We have continued to make good progress in simplifying our co-investment vehicle structure. In early April we exchanged contracts unconditionally (alongside our partner OCB) to sell our OCB joint venture portfolio, comprising three London properties, for £174 million. Completion is expected to occur before 30 June, following which Unite will have no ongoing operational involvement in the properties. The disposal price is supportive of book value and demonstrates the continued investor appetite for the student accommodation sector, which we expect to persist throughout 2014.

Unite’s share of proceeds, after repayment of senior debt, will be approximately £18 million and this will be invested in acquiring additional units in the Group’s UCC joint venture, as previously disclosed. At the same time, the Group plans to invest a further £8 million to take its stake in UCC to 50% and satisfy the preconditions of a merger of UCC into LSAV, its other 50/50 joint venture with GIC. Once the UCC/LSAV merger has been completed the number of co-investment vehicles operated by the Group will fall to two, LSAV and USAF.

USAF raised £106 million of new equity in the period, of which Unite accounted for £55 million funded primarily from the proceeds of the Group’s placing and open offer, taking the Group’s USAF stake to 21%. The proceeds of this capital raise have initially been used to repay borrowings in the Fund although USAF is actively considering acquisition opportunities at the current time.

Summary and outlook

We have three clear strategic priorities; to consolidate our position as the most trusted brand in our sector; to own and operate the highest quality property portfolio in our sector; and to maintain the strongest capital structure in our sector.
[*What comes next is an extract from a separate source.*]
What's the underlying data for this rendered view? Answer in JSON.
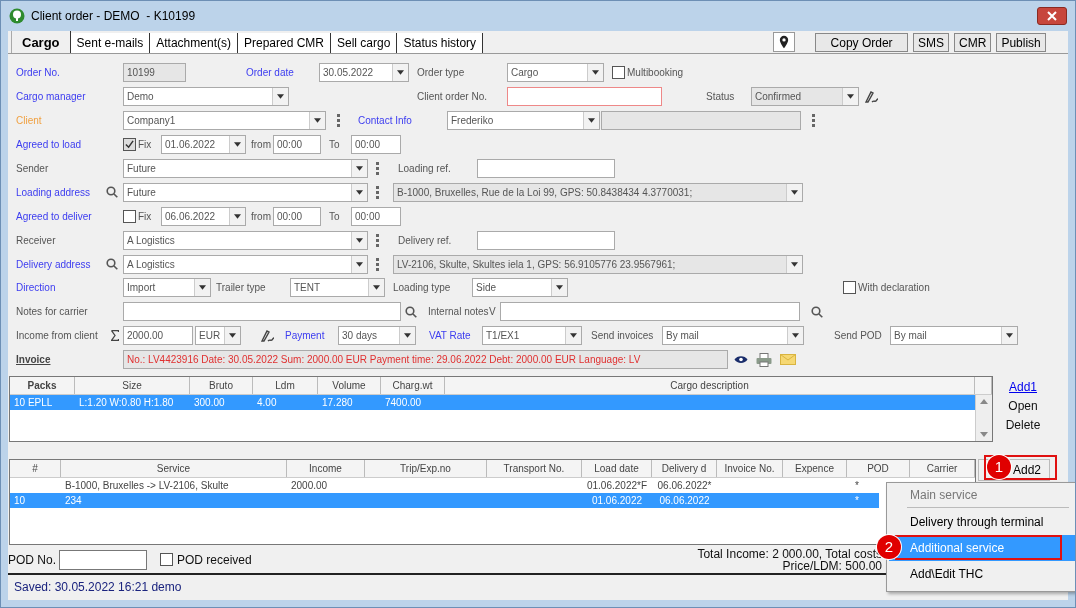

Successful delivery against these objectives will drive our primary financial goal of growing recurring earnings and cashflow sustainably for the long term.

Demand for student accommodation remains strong, supported by further increases in application numbers and expansive Government policy. At the same time, conditions for development are supportive, particularly in the regions. Our clear plans to invest in our brand and operating platform; to grow our portfolio through highly selective, highly accretive development activity and to maintain a strong, flexible capital structure mean that Unite remains well positioned for continued strong performance and growth.